L’Afrique n’a progressé que lentement dans l’offre d’une éducation de qualité pour tous (ODD 4). Malgré une amélioration considérable de la scolarisation, quelque 288 millions d’enfants en âge d’être scolarisés ne le sont pas, en particulier dans les pays touchés par des conflits. Selon le rapport, il faut accroître le financement des infrastructures éducatives, en se concentrant notamment sur l’enseignement pré-primaire et primaire, en investissant dans la formation des enseignants et dans la connectivité numérique.
Les partenariats font encore défaut
Le rapport fait également état de progrès lents en matière d’inclusion des genres (ODD 5) et recommande l’application de cadres juridiques pour protéger les femmes et les filles contre les discriminations, les violences domestiques, le mariage des enfants et les mutilations génitales féminines. Par exemple, bien que les femmes constituent une grande partie de la main-d’œuvre africaine, seuls 29,8 % des postes de direction en Afrique – hors Afrique du Nord – étaient occupés par des femmes en 2022, soit une modeste augmentation par rapport aux 29,3 % de 2015.
Les polluants organiques et chimiques issus des activités humaines continuent de mettre en péril l’écosystème marin de l’Afrique, contrairement aux préconisations de l’ODD 14. Le rapport préconise le renforcement des capacités institutionnelles pour faire appliquer les lois et les réglementations relatives à l’utilisation durable des ressources marines. La vie sous l’eau est une source importante de moyens de subsistance dans de nombreux pays africains, notamment les petits États insulaires en développement.
Le rapport note que la perte de couverture forestière, de biodiversité et de dégradation des sols reste élevée et généralisée en Afrique, en dépit de l’ODD 15. Cela est dû principalement à la déforestation des terres pour l’agriculture et le pâturage, et aux changements climatiques. Les données montrent que la dégradation des sols affecte 46 % des terres et 65 % de la population africaine, ce qui coûte 9,3 milliards de dollars par an à la région.
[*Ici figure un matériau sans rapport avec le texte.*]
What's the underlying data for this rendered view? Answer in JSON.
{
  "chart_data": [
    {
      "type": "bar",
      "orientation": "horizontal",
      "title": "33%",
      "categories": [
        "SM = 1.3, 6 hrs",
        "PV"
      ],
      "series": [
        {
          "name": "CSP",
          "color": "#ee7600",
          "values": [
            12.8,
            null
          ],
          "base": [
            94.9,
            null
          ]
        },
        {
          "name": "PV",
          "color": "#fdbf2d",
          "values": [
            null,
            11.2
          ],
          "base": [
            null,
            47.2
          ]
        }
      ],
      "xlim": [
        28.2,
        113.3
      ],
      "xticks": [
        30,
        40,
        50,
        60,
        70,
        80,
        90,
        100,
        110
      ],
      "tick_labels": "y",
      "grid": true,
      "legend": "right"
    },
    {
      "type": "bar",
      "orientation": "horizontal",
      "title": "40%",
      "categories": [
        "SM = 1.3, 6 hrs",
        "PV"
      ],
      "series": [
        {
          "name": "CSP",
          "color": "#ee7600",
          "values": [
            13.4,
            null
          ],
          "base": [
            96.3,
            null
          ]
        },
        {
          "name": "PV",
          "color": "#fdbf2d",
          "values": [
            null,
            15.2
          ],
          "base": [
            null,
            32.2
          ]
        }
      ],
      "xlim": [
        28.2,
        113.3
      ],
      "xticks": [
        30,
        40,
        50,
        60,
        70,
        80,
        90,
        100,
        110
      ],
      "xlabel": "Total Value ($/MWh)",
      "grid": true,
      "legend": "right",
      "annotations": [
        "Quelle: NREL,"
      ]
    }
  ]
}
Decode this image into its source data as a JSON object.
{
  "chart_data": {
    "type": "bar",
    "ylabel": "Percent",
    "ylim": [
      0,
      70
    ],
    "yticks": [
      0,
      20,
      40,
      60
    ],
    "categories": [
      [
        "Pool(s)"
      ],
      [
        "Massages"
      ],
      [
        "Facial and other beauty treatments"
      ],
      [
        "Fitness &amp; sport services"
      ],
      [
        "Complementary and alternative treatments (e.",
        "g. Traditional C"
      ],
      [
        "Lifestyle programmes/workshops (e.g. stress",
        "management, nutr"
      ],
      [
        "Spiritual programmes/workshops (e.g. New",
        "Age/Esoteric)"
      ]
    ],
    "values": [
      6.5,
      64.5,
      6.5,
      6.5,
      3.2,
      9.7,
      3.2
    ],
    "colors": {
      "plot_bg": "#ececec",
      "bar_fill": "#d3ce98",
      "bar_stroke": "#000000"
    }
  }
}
Il est essentiel de multiplier les partenariats publics et privés afin de mobiliser et canaliser les fonds pour intensifier la gestion durable des terres, des forêts et de la biodiversité, en vue d’une reprise verte et résiliente.
Selon le rapport, le continent a peu progressé dans la mise en œuvre de l’ODD 17, qui préconise des partenariats afin de réaliser les objectifs. La production de recettes intérieures et les flux d’investissements étrangers vers l’Afrique continuent de stagner par rapport aux autres régions. La gestion de la dette a été un défi pour les gouvernements africains, le service de la dette amputant des ressources en capital déjà rares pour le développement durable. Le rapport note qu’en 2020, l’Afrique a perdu près de 89 milliards de dollars, en raison des flux financiers illicites.
Pour faire progresser le développement durable, le rapport suggère de renforcer la mobilisation des ressources domestiques et de réduire ces flux illicites. Il invite également les acteurs internationaux à soutenir le déploiement d’instruments financiers innovants, tels que les obligations vertes et bleues et les échanges dette-climat.
« Nous devons en faire plus, en tant que continent, pour obtenir de meilleurs résultats. Connaissant les défis à relever, il est important de faire une introspection et de trouver le moyen de mettre en œuvre des initiatives locales pour relever ces défis », commente Vincent O. Nmehielle, secrétaire général de la BAD.
Afin de maintenir le cap, l’Afrique doit favoriser la mobilisation des ressources et l’épargne nationales, et stimuler les nouvelles technologies pour accélérer la mise en œuvre de ses objectifs. Un vœu exprimé notamment par Hanan Morsy (CEA), qui espère que les conclusions et recommandations du rapport « aideront les États membres à prendre des mesures urgentes pour accélérer la réalisation des ODD et de l’Agenda 2063 ».